Siccità: a Roma nel 1990, si rischiò il razionamento

Dopo due mesi di siccità, a settembre del 1990 il razionamento dell’acqua a causa di una situazione di siccita’ che incombeva fu una delle soluzioni proposte da Acea; ipotesi che venne poi però evitata grazie al ritorno delle precipitazioni. E’ questo l’unico precedente negli ultimi decenni della crisi idrica che sta vivendo Roma. Una situazione che ieri ha portato Acea ad annunciare la riduzione della pressione idrica nelle case dei romani e a Fiumicino durante la notte.
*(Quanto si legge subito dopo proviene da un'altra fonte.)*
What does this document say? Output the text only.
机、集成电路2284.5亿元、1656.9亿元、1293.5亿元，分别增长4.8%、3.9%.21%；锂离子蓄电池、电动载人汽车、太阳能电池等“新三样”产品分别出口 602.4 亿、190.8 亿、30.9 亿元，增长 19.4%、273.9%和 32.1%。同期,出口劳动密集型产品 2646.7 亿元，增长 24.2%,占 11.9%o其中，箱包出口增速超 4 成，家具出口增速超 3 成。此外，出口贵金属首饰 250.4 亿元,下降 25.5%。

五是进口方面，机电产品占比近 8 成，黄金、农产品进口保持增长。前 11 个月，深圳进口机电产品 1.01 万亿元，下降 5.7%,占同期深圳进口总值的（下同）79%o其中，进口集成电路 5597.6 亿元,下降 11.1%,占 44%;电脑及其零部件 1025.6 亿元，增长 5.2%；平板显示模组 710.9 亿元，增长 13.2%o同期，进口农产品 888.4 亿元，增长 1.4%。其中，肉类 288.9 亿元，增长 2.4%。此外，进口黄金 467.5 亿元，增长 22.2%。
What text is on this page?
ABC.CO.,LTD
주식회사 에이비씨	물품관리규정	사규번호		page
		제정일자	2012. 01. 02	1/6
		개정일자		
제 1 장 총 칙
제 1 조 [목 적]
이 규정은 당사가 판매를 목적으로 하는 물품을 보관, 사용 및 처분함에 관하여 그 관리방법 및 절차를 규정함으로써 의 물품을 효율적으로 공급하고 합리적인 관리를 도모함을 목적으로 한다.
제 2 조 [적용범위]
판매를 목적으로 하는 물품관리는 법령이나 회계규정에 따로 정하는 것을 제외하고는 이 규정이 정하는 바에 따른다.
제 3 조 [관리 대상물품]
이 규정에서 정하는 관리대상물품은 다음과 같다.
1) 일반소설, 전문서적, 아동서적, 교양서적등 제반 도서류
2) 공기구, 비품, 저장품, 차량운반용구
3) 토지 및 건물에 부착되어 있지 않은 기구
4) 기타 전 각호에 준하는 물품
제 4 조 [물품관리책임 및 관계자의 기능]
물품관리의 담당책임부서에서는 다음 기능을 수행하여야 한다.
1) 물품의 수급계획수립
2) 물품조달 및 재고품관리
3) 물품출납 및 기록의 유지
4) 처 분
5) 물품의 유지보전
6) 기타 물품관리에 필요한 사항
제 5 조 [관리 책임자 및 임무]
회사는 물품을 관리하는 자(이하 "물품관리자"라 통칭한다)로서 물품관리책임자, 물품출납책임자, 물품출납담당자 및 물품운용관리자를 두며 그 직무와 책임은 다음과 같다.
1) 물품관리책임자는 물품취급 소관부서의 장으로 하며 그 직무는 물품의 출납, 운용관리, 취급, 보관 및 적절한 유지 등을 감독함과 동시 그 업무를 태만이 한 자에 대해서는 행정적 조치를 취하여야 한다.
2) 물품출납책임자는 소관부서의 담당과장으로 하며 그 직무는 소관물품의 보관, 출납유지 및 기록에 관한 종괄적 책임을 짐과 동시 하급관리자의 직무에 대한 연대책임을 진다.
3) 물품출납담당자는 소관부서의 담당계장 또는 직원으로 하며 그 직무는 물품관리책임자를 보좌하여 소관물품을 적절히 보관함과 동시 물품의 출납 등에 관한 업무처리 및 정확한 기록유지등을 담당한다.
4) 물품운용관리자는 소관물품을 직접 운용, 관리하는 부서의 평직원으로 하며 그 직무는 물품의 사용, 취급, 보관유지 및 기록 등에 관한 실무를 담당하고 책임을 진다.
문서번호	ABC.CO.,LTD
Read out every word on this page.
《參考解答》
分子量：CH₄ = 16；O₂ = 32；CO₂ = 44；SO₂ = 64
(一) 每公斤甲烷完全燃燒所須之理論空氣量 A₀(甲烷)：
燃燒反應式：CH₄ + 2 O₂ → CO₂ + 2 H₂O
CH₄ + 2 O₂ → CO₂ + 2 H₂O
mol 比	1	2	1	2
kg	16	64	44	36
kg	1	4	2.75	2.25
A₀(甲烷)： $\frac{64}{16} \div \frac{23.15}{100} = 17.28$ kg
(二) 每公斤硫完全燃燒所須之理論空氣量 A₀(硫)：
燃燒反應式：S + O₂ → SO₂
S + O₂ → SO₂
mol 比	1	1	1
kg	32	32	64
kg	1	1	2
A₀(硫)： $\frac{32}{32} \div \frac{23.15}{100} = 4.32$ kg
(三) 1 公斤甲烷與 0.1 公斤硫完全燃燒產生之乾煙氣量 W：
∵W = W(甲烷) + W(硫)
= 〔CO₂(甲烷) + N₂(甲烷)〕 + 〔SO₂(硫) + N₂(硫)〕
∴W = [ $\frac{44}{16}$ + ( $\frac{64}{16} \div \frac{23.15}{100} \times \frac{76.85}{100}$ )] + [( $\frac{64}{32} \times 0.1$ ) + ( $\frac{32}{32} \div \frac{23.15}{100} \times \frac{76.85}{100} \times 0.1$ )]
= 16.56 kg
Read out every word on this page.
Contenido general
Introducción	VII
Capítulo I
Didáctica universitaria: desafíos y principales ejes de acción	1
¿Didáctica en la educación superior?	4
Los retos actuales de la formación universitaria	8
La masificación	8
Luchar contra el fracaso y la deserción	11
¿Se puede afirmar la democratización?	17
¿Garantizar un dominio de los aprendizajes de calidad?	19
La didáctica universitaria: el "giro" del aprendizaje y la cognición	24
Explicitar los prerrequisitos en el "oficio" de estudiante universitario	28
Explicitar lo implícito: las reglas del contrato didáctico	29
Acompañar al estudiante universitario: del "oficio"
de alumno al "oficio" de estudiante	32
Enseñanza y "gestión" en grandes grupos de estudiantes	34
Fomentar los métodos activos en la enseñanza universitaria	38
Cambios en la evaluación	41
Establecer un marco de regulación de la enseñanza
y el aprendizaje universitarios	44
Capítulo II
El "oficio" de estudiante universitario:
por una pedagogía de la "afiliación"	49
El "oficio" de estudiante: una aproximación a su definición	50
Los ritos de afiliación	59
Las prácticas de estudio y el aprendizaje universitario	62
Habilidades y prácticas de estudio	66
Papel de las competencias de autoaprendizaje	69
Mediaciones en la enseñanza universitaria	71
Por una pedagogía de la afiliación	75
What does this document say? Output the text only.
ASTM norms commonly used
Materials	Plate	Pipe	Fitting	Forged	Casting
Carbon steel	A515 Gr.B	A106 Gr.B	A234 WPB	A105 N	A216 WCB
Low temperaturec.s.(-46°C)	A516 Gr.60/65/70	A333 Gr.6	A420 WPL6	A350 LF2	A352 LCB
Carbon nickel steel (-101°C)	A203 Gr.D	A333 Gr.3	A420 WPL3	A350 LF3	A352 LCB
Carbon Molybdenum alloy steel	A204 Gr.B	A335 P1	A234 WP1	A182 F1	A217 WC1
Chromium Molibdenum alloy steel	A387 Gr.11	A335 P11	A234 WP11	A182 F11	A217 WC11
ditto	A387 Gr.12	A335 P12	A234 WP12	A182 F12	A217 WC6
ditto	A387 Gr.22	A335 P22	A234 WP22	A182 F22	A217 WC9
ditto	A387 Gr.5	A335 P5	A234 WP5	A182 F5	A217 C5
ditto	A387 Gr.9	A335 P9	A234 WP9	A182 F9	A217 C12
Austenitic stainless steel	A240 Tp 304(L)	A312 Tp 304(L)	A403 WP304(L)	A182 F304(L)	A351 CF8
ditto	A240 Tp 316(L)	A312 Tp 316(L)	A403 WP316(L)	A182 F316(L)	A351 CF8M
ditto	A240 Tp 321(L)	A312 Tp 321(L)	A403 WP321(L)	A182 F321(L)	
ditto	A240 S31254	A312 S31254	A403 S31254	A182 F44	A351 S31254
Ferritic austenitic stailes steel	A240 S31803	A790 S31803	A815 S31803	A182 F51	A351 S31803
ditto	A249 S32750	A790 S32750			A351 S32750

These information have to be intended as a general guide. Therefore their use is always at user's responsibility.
Il presidente di Acea Ato2 Paolo Saccani in un’intervista a Repubblica ha dichiarato: “Uno stato d’emergenza come questo non si era mai registrato. Il lago di Bracciano, tra caldo e allacci abusivi, perde quota anche in assenza di prelievi, come abbiamo sempre sostenuto. Da li’ non stiamo piu’ captando nemmeno un litro dal 12 agosto”. Qualora non arrivassero precipitazioni abbondanti e i consumi idrici tornassero ad innalzarsi, con il ritorno dei romani dalle vacanze, la strada tracciata dal gestore del servizio e’ appunto la riduzione della pressione.